On the corner, just under the dim light of the streetlight, was a man. He was shrouded in shadows and a little unfocused through the heavy rain, but he was there. And he was staring right at me. I leaned forward, trying to get a better look at him.
A car came to a stop at the corner opposite him and turned, exposing him in the headlights. As the light washed over his features, my breath caught in my throat. A moment later, my feet were racing across my floor. I opened the door and thundered down the hallway towards the stairs. I had to get to him. I had to convince myself that I wasn’t crazy. I wasn’t seeing things. Despite all rationality, he was here. Ash was here.
I stumbled down the steps, taking them two at a time until I reached the lobby. I pushed open the front door and stepped barefoot out into the rain. I raced towards the corner as the rain pelted against my skin. My hair matted down to my face, soaking up the rain as I ran.
I stopped abruptly at the crosswalk and found myself staring straight across the road into Ash’s eyes. He was quiet, ummoving as he stood like a statue under the same streetlight.
I pushed my hair away from my face and shivered as I chewed on my lip. I tried to fight a smile. I swear I did. But this was Ash. The simple act of being here made me fall in love with him all over again. It was just the way he was.
A small smirk played on his lips as he pulled his hand from his pocket and offered me a slight wave.
I looked both ways on the street, anxious to get to him. I tapped my foot as a large truck barreled towards us, and waited for it to pass. It flew by and I stepped out onto the street only to find the sidewalk across from me completely empty.
I blinked, thinking that maybe he’d come back. When that didn’t work, I jogged over and looked everywhere for any sign of his presence. Anything.
“Ash!” I screamed, feeling like the subject of a cruel joke. “Ash!”
A car drove by me and splashed me with rain water as it honked wildly.
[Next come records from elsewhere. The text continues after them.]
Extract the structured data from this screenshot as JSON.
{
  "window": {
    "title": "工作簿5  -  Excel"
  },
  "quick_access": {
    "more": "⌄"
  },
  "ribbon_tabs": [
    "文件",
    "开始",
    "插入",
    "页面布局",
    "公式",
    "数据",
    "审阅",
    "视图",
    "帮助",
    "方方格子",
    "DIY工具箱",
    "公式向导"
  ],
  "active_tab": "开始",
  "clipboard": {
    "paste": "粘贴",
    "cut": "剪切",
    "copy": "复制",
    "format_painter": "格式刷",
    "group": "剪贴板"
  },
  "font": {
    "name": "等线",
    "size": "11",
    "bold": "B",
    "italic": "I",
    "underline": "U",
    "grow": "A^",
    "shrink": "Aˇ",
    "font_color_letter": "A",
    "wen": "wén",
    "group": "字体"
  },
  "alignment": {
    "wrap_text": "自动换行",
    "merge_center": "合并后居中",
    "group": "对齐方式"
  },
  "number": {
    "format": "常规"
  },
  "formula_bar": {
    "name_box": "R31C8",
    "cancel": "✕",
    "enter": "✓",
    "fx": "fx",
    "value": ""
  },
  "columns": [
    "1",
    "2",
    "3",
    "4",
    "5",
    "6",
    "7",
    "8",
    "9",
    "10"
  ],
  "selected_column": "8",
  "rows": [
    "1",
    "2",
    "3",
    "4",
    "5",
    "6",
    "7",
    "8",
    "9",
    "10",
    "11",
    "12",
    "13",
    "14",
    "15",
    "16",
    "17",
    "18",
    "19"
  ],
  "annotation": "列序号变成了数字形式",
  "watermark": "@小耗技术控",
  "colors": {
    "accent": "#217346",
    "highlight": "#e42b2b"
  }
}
I spun around, grabbing at the ends of my hair to keep myself from going crazy.
I felt like a stranger in my own life. Like I was watching it on the movie screen, yelling at the stupid girl to stop acting like such an idiot.
I missed him all the time, but I’d never had such an intense reaction to that feeling. Smells. Voices. Hallucinations. I tried to convince myself that none of it was real. That my mind was making it all up. But I couldn’t. Something…something in the pit of my chest was telling me it was real. I was determined to find out why.